In those cases that remain “idiopathic,” Dr. Elmariah says she will often proceed with phototherapy or oral neuromodulatory agents, such as anticonvulsants, selective serotonin reuptake inhibitors (SSRIs), serotonin-norepinephrine reuptake inhibitors (SNRIs) and other antidepressants, or drugs that alter opioid signaling to help with potential neuropathic components and/or when underlying systemic disease is contributing to the patient’s itch.
“Pouring on topical steroids or giving antihistamines doesn’t help when the patient’s itch isn’t due to inflammation or excess histamine in the skin,” she says. “Finding the ‘right’ therapy may take time and will often require patience on the part of the patient and physician.”
A cutaneous reaction to medications is another common cause that is often overlooked in patients with chronic pruritus, Dr. Elmariah says.

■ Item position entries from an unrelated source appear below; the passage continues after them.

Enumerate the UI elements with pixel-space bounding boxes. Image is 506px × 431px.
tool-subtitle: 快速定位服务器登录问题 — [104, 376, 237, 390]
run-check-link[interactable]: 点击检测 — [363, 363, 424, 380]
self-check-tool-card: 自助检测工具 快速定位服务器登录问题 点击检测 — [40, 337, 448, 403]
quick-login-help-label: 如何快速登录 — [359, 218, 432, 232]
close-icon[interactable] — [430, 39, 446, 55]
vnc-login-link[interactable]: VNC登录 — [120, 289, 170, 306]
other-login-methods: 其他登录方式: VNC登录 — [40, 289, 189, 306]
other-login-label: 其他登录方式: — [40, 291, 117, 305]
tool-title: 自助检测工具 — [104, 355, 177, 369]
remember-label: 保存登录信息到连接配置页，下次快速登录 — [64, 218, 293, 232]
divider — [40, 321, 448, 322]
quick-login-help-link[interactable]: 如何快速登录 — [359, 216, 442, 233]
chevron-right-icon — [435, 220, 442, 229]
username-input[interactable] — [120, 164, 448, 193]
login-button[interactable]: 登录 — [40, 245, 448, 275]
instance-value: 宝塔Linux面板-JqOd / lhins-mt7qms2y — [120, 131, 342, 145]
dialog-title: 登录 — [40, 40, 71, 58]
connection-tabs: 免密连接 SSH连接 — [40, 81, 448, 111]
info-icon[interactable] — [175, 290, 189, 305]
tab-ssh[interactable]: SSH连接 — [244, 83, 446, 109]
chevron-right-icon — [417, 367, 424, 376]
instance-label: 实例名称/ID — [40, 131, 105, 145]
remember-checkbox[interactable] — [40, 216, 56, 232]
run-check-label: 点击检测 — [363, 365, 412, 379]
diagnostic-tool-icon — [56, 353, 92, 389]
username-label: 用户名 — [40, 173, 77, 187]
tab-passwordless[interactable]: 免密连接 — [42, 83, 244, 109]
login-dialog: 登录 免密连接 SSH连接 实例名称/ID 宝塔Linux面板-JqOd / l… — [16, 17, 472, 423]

This possibility must always be considered in the clinical evaluation and diagnostic follow-up of the patient.
“It is important not to overlook potential drug reactions as the cause of ‘idiopathic itch.’ Many medications can cause pruritus even after years of being taken, particularly in elderly patients where poly-pharmacy is an issue. To adequately assess if a drug is the culprit, I find that patients must discontinue the drug for at least three to six months,” Dr. Elmariah says.
The gold standard of topical therapy for chronic pruritus is corticosteroids in cream or ointment bases. In those cases where pruritus is due to primary inflammatory skin disease and where topical regimens prove inadequate, Dr. Elmariah says antihistamines or immunosuppressive drugs such as mycophenolate mofetil, azathioprine and cyclosporine could be used, the latter of which may often be the most effective in gaining control of inflammation and associated pruritus.
For idiopathic or noninflammatory pruritic skin recalcitrant to topical therapy, Dr. Elmariah says she may try phototherapy as well as a host of oral neuromodulatory agents - including her first choice, gabapentin, due to its high tolerability and good efficacy, followed by SSRIs, SNRIs, mu-opioid antagonists or kappa-opioid agonists. Finding the most effective drug in a given patient can be very challenging and therapy needs to be individualized, as there is no magic bullet across the cases, she says.
“There are many medications already available that can help to effectively treat pruritus of any cause. As our understanding about the mechanisms of itch sensation and cutaneous inflammation grows, our therapeutic armamentarium is also expanding and here, new and innovative therapies to target itch pathways are just on the horizon,” Dr. Elmariah says.
Disclosures: Dr. Elmariah reports no relevant financial interests.